In the George W. Bush years, lots of conservatives embraced the show South Park and Brian Anderson wrote a book called "South Park Conservatives" which was a prime example. The book was mostly about liberal media bias, but the idea that the profane, nihilistic cartoon show was conservative in any way because it occasionally mocked liberals was embarrassingly dumb. The creators of the show went on to intentionally mock and distance themselves from conservatives. It is the same thing with Portnoy and Tate, who I also had not heard of until this week.

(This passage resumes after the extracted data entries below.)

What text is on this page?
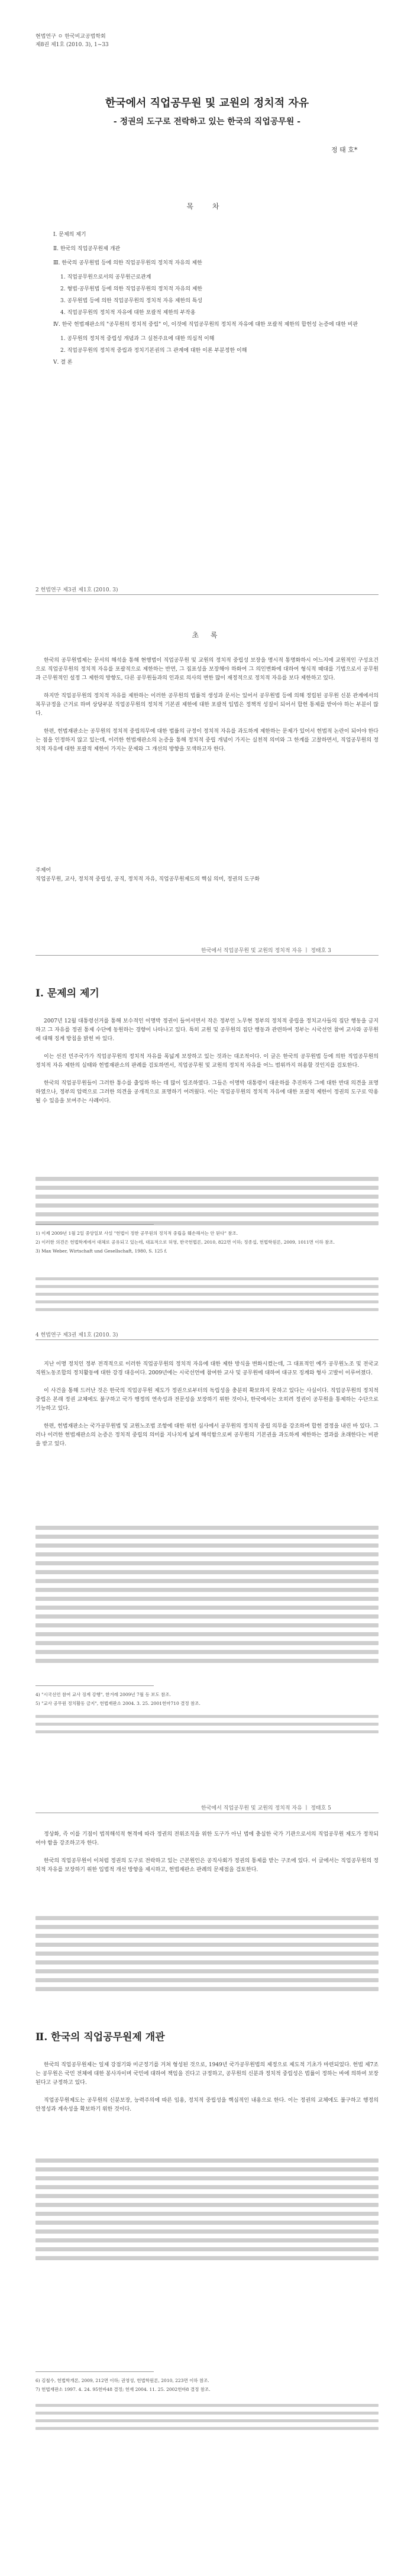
현법연구 ㅇ 한국비교공법학회
제8권 제1호 (2010. 3), 1~33
한국에서 직업공무원 및 교원의 정치적 자유
- 정권의 도구로 전락하고 있는 한국의 직업공무원 -
정 태 호*
목 차
Ⅰ. 문제의 제기
Ⅱ. 한국의 직업공무원제 개관
Ⅲ. 한국의 공무원법 등에 의한 직업공무원의 정치적 자유의 제한
1. 직업공무원으로서의 공무원근로관계
2. 형법·공무원법 등에 의한 직업공무원의 정치적 자유의 제한
3. 공무원법 등에 의한 직업공무원의 정치적 자유 제한의 특성
4. 직업공무원의 정치적 자유에 대한 포괄적 제한의 부작용
Ⅳ. 한국 헌법재판소의 "공무원의 정치적 중립" 이, 이것에 직업공무원의 정치적 자유에 대한 포괄적 제한의 합헌성 논증에 대한 비판
1. 공무원의 정치적 중립성 개념과 그 실천주요에 대한 의심적 이해
2. 직업공무원의 정치적 중립과 정치기본권의 그 관계에 대한 이론 부분정한 이해
Ⅴ. 결 론
2 헌법연구 제3권 제1호 (2010. 3)
초 록

한국의 공무원법제는 문서의 해석을 통해 현행법이 직업공무원 및 교원의 정치적 중립성 보장을 명시적 통명화하시 어느지에 교원적인 구성요건으로 직업공무원의 정치적 자유를 포괄적으로 제한하는 반면, 그 집표성을 보장해야 하화여 그 의인변화에 대하여 형식적 때대를 기법으로서 공무원과 근무원적인 설정 그 제한의 방향도, 다른 공무원들과의 인과로 의사의 변한 많이 재정적으로 정치적 자유를 보다 제한하고 있다.

하지만 직업공무원의 정치적 자유를 제한하는 이러한 공무원의 법률적 생성과 문서는 있어서 공무원법 등에 의해 정립된 공무원 신분 관계에서의 복무규정을 근거로 하며 상당부분 직업공무원의 정치적 기본권 제한에 대한 포괄적 입법은 정책적 성질이 되어서 합헌 통제를 받아야 하는 부분이 많다.

한편, 헌법재판소는 공무원의 정치적 중립의무에 대한 법률의 규정이 정치적 자유를 과도하게 제한하는 문제가 있어서 헌법적 논란이 되어야 한다는 점을 인정하지 않고 있는데, 이러한 헌법재판소의 논증을 통해 정치적 중립 개념이 가지는 실천적 의미와 그 한계를 고찰하면서, 직업공무원의 정치적 자유에 대한 포괄적 제한이 가지는 문제와 그 개선의 방향을 모색하고자 한다.

주제어
직업공무원, 교사, 정치적 중립성, 공직, 정치적 자유, 직업공무원제도의 핵심 의미, 정권의 도구화
한국에서 직업공무원 및 교원의 정치적 자유 ㅣ 정태호 3
Ⅰ. 문제의 제기

2007년 12월 대통령선거를 통해 보수적인 이명박 정권이 들어서면서 작은 정부인 노무현 정부의 정치적 중립을 정치교사들의 집단 행동을 금지하고 그 자유를 정권 통제 수단에 동원하는 경향이 나타나고 있다. 특히 교원 및 공무원의 집단 행동과 관련하여 정부는 시국선언 참여 교사와 공무원에 대해 징계 방침을 밝힌 바 있다.

이는 선진 민주국가가 직업공무원의 정치적 자유를 폭넓게 보장하고 있는 것과는 대조적이다. 이 글은 한국의 공무원법 등에 의한 직업공무원의 정치적 자유 제한의 실태와 헌법재판소의 판례를 검토하면서, 직업공무원 및 교원의 정치적 자유를 어느 범위까지 허용할 것인지를 검토한다.

한국의 직업공무원들이 그러한 통수를 출입하 하는 데 많이 일조하였다. 그들은 이명박 대통령이 대운하를 추진하자 그에 대한 반대 의견을 표명하였으나, 정부의 압력으로 그러한 의견을 공개적으로 표명하기 어려웠다. 이는 직업공무원의 정치적 자유에 대한 포괄적 제한이 정권의 도구로 악용될 수 있음을 보여주는 사례이다.

1) 이제 2009년 1월 2일 중앙일보 사설 "헌법이 정한 공무원의 정치적 중립을 훼손해서는 안 된다" 참조.
2) 이러한 의견은 헌법학계에서 대체로 공유되고 있는데, 대표적으로 허영, 한국헌법론, 2010, 822면 이하; 정종섭, 헌법학원론, 2009, 1011면 이하 참조.
3) Max Weber, Wirtschaft und Gesellschaft, 1980, S. 125 f.
4 헌법연구 제3권 제1호 (2010. 3)

지난 이명 정치인 정부 전격적으로 이러한 직업공무원의 정치적 자유에 대한 제한 방식을 변화시켰는데, 그 대표적인 예가 공무원노조 및 전국교직원노동조합의 정치활동에 대한 강경 대응이다. 2009년에는 시국선언에 참여한 교사 및 공무원에 대하여 대규모 징계와 형사 고발이 이루어졌다.

이 사건을 통해 드러난 것은 한국의 직업공무원 제도가 정권으로부터의 독립성을 충분히 확보하지 못하고 있다는 사실이다. 직업공무원의 정치적 중립은 본래 정권 교체에도 불구하고 국가 행정의 연속성과 전문성을 보장하기 위한 것이나, 한국에서는 오히려 정권이 공무원을 통제하는 수단으로 기능하고 있다.

한편, 헌법재판소는 국가공무원법 및 교원노조법 조항에 대한 위헌 심사에서 공무원의 정치적 중립 의무를 강조하며 합헌 결정을 내린 바 있다. 그러나 이러한 헌법재판소의 논증은 정치적 중립의 의미를 지나치게 넓게 해석함으로써 공무원의 기본권을 과도하게 제한하는 결과를 초래한다는 비판을 받고 있다.

4) "시국선언 참여 교사 징계 강행", 한겨레 2009년 7월 등 보도 참조.
5) "교사 공무원 정치활동 금지", 헌법재판소 2004. 3. 25. 2001헌마710 결정 참조.
한국에서 직업공무원 및 교원의 정치적 자유 ㅣ 정태호 5

정상화, 즉 이를 기점이 법적해석적 현격에 따라 정권의 전위조직을 위한 도구가 아닌 법에 충실한 국가 기관으로서의 직업공무원 제도가 정착되어야 함을 강조하고자 한다.

한국의 직업공무원이 이처럼 정권의 도구로 전락하고 있는 근본원인은 공직사회가 정권의 통제를 받는 구조에 있다. 이 글에서는 직업공무원의 정치적 자유를 보장하기 위한 입법적 개선 방향을 제시하고, 헌법재판소 판례의 문제점을 검토한다.

Ⅱ. 한국의 직업공무원제 개관

한국의 직업공무원제는 일제 강점기와 미군정기를 거쳐 형성된 것으로, 1949년 국가공무원법의 제정으로 제도적 기초가 마련되었다. 헌법 제7조는 공무원은 국민 전체에 대한 봉사자이며 국민에 대하여 책임을 진다고 규정하고, 공무원의 신분과 정치적 중립성은 법률이 정하는 바에 의하여 보장된다고 규정하고 있다.

직업공무원제도는 공무원의 신분보장, 능력주의에 따른 임용, 정치적 중립성을 핵심적인 내용으로 한다. 이는 정권의 교체에도 불구하고 행정의 안정성과 계속성을 확보하기 위한 것이다.

6) 김철수, 헌법학개론, 2009, 212면 이하; 권영성, 헌법학원론, 2010, 223면 이하 참조.
7) 헌법재판소 1997. 4. 24. 95헌바48 결정; 헌재 2004. 11. 25. 2002헌바8 결정 참조.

That’s a good comparison. I’m not sure about Tate, but Portnoy seems destined to pivot left - to protect himself if nothing else, similar to Howard Stern. In fact, he already seems to be doing that.
Best of the Web
WaPo: Glennon Doyle chose honesty. Now fans are following her lead - when female influencers recommend toxic ways of living, it is treated as legitimate
WSJ: How the Sexual Revolution Has Hurt Women
NYT: The Constitution Is Broken and Should Not Be Reclaimed - to people on the left, the real constitution and their ideology are identical. “Our democracy” indeed.
Richard Hanania: How I Overcame Anxiety
To put it in stark terms, if you are a single male, every time you see a woman that you might be interested in dating and you don’t at least talk to her, you have failed on a moral, intellectual, and spiritual level. There’s no nice way to put this, and realizing it will make you better off. The same is true more generally in any circumstance in which you have limited time to pursue a relationship that can be beneficial and you don’t do so out of fear.